Ob es weiter bergauf geht und mit welchem Tempo – das hängt vor allem von Xi ab. Seit dem britischen Ökonomen Adam Smith (1723–1790) und damit seit mehr als 200 Jahren wissen wir, daß die Möglichkeit, Eigentum zu erwerben, ein mächtiger und unverzichtbarer Arbeitsanreiz ist. Andernfalls sind Menschen der Versuchung ausgesetzt, möglichst viel zu konsumieren, sich aber bei der Produktion zurückzuhalten. So funktionieren Volkswirtschaften nicht.

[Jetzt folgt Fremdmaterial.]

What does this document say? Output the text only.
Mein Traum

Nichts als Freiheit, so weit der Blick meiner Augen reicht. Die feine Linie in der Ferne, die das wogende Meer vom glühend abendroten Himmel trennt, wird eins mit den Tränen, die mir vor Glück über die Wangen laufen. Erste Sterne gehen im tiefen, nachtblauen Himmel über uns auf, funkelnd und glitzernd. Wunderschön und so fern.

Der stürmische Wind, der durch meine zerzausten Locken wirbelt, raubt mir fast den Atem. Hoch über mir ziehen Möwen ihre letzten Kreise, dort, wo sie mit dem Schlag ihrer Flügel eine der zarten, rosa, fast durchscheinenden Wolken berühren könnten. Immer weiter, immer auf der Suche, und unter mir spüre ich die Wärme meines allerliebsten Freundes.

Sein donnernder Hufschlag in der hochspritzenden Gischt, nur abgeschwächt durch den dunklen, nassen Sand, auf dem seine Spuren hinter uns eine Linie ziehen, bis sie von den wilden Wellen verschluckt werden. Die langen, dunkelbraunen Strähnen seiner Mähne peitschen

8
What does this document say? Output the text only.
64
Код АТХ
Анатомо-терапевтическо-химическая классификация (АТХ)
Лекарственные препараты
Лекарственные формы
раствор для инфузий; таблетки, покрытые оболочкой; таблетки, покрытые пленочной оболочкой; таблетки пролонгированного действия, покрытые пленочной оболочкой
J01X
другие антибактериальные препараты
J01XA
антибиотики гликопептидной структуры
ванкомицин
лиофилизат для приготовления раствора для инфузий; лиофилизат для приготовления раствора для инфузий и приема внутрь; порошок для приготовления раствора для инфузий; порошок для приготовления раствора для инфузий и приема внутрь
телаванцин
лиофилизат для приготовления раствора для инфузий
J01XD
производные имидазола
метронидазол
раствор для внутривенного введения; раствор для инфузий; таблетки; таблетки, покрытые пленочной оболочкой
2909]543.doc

Der österreichische Ökonom Ludwig von Mises (1881–1973) hatte kurz nach der Russischen Revolution erkannt: Eine rationale Ressourcenverteilung braucht zusätzlich zum Eigentum als Arbeitsanreiz unbedingt auch Privateigentum an Produktionsmitteln, an Fabriken und Unternehmen. Nur dann kann es einen Wettbewerb auf den Inputmärkten geben, wo Rohstoffe, Zwischenprodukte und Arbeit erworben werden. Ohne Privateigentum und Wettbewerb erzeugt der Markt keine Preise, die über Knappheiten informieren. Und deshalb findet dann keine rationale Allokation (Verteilung) der Ressourcen statt.

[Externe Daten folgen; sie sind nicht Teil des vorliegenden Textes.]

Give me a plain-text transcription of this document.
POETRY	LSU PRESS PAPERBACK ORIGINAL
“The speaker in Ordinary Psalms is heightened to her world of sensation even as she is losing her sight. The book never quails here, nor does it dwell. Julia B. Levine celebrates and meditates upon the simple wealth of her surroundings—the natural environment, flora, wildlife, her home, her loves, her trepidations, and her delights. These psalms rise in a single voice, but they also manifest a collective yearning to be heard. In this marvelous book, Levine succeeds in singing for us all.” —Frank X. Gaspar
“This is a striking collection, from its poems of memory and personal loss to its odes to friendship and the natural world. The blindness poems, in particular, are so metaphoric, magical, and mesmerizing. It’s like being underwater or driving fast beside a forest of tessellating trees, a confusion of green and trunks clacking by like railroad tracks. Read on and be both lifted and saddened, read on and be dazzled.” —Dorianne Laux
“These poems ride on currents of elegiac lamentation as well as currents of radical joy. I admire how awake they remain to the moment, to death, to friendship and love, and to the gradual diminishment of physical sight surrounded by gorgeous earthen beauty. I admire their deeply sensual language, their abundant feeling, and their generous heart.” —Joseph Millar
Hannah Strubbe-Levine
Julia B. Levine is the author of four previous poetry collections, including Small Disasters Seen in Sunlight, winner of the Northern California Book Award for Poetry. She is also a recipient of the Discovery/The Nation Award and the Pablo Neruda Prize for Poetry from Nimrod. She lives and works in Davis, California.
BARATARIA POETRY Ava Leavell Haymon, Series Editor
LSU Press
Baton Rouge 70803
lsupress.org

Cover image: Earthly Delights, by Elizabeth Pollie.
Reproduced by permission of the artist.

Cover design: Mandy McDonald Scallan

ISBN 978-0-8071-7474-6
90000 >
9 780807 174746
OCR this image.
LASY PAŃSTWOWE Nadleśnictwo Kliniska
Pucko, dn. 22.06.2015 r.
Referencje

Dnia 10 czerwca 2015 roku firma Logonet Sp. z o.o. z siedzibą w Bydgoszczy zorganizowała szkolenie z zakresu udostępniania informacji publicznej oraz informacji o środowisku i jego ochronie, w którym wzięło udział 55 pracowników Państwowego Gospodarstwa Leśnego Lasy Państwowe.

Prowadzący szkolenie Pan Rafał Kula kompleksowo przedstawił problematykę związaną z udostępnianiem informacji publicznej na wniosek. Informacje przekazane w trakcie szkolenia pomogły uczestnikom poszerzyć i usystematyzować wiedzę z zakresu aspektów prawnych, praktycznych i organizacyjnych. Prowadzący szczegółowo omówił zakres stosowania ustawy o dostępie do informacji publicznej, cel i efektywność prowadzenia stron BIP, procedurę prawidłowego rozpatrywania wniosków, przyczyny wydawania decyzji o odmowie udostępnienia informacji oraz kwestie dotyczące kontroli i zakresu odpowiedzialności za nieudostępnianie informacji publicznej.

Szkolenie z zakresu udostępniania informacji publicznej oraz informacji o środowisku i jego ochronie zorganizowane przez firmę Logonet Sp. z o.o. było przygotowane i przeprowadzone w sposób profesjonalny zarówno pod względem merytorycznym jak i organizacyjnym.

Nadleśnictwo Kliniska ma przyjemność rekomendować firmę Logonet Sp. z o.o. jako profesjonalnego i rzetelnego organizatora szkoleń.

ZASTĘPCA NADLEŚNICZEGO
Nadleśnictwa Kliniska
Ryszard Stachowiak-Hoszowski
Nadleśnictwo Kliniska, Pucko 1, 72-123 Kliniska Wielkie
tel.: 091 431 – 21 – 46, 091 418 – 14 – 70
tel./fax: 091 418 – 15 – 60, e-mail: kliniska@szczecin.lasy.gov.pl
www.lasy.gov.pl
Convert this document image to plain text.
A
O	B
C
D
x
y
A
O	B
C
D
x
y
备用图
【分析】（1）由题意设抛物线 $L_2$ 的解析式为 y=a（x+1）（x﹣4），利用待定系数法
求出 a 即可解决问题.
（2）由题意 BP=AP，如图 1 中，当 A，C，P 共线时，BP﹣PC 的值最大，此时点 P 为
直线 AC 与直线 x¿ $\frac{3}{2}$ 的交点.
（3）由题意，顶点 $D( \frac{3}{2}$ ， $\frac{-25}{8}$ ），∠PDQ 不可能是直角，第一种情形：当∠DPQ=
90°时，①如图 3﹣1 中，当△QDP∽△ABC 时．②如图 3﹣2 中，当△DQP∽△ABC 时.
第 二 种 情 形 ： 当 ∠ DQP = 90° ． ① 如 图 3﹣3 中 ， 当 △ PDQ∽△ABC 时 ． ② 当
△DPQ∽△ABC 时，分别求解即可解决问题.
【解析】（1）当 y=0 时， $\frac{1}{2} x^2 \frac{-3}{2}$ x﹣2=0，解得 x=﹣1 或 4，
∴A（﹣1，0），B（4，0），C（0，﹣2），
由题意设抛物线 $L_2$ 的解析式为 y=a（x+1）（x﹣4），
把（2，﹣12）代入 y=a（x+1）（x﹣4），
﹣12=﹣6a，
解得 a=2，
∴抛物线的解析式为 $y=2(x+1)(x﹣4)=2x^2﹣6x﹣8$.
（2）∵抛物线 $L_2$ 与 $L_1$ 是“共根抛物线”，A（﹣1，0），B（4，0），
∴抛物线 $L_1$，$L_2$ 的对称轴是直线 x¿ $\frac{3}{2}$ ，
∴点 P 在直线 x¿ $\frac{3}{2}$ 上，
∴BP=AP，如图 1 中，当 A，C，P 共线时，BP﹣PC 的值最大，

Der zweite große Ökonom der Österreichischen Schule, Friedrich August von Hayek (1899–1992), legt den Wert impliziten Wissens dar, das nicht in Texten oder Formeln festgehalten wird. Bauern besaßen schon implizites Wissen, bevor sie lesen und schreiben konnten. Sie wußten, was auf welchem ihrer Felder gedeiht, wann man sät oder erntet.

Auch das Wissen von Handwerkern ist in Arbeitspraktiken implizit. Laut Hayek muß Wissen nicht universell gelten, sondern sein Geltungsbereich kann auf konkrete Zeiten oder Räume begrenzt sein, wie das Wissen eines Unternehmers darüber, welcher seiner Lieferanten von Komponenten zuverlässig ist. Implizites Wissen ist Erfahrung. Wissen ist nach Hayek daher auf Millionen Köpfe verstreut und nicht zentralisierbar. Es kann nur optimal genutzt werden, wenn die Menschen die Freiheit haben, eigenständig zu entscheiden, und die Folgen ihrer Entscheidungen tragen müssen, also für ihre Entscheidungen verantwortlich gemacht werden.

Während sich Mises und Hayek mit Preisen und Wissen beschäftigten, kümmerte sich ihre Landsmann Joseph Schumpeter (1883–1950) um Unternehmer, Innovationen und Strukturwandel. Er zeigte den Unterschied zwischen Erfindungen und deren Nutzung zu wirtschaftlichen Zwecken, sprich Innovationen.

Die Erfindung eines Ingenieurs beispielsweise läßt die Frage der profitablen Nutzung zunächst offen. Bisher ungenutzte Profitmöglichkeiten zu erkennen und zu realisieren, ist die zentrale Funktion des Unternehmers. Der Wettbewerb zwingt ihn dabei zur Eile. Denn häufig kann der Unternehmer am Anfang außergewöhnliche Gewinne einstreichen. Innovationen verschärfen den Wettbewerb, sind aber auch ein Instrument, um zeitweilig dem Wettbewerb zu entkommen.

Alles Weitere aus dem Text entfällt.